DEVELOPMENT OF A REAL-TIME AUTOMATED WRESTLING MATCH ANALYSIS SYSTEM BASED ON YOLO26X-POSE AND ATHLETE RE-IDENTIFICATION
DOI:
https://doi.org/10.62931/2959-6335_2026_1_60Keywords:
intelligent system, wrestling, computer vision, pose estimation, re-identification, finite-state machine, real-time analytics.Abstract
. In this work a real-time wrestling match analysis system built on the YOLO26x-Pose detector is described.

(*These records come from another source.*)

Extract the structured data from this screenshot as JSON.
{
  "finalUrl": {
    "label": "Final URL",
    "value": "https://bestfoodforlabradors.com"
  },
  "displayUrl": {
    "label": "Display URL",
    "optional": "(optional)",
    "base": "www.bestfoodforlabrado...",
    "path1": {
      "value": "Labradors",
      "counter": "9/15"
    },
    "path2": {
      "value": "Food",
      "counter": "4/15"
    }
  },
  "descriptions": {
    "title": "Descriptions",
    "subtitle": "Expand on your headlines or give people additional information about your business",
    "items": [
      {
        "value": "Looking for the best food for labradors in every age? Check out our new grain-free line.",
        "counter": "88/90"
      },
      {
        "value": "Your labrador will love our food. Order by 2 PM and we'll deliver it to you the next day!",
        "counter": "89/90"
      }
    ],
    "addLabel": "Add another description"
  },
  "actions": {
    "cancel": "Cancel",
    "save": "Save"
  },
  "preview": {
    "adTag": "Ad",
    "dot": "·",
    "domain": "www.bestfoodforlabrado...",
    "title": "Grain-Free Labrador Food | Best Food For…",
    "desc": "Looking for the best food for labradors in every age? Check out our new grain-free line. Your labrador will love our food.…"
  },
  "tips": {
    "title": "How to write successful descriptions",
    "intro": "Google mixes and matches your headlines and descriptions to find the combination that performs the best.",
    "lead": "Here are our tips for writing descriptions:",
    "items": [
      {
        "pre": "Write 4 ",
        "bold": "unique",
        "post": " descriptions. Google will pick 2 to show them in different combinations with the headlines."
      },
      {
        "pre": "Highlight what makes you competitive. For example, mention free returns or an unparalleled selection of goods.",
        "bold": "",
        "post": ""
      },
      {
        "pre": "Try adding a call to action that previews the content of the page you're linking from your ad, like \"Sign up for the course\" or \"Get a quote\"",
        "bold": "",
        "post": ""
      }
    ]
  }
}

The system runs four modules in sequence: two-dimensional pose estimation for both wrestlers; appearance-based re-identification (ReID) using MobileNetV3-Small embeddings with Hungarian assignment and three-speed exponential moving average (EMA) updates; a heuristic finite-state machine (FSM) that assigns one of five match states: SEPARATION, CLINCH, TAKEDOWN_ATTEMPT, PAR_TERRE, DANGER from skeletal geometry; and a homography-based top-down minimap. The ReID module includes an entanglement-aware EMA freeze, anchor-drift protection, per-zone passivity timing, and per-frame CSV logging. On a standard GPU, without any wearable sensors, the system achieves a mean Identity Preservation Rate (IPR) of 90.1%, FSM accuracy of 85.0%, and 27.7 FPS throughput.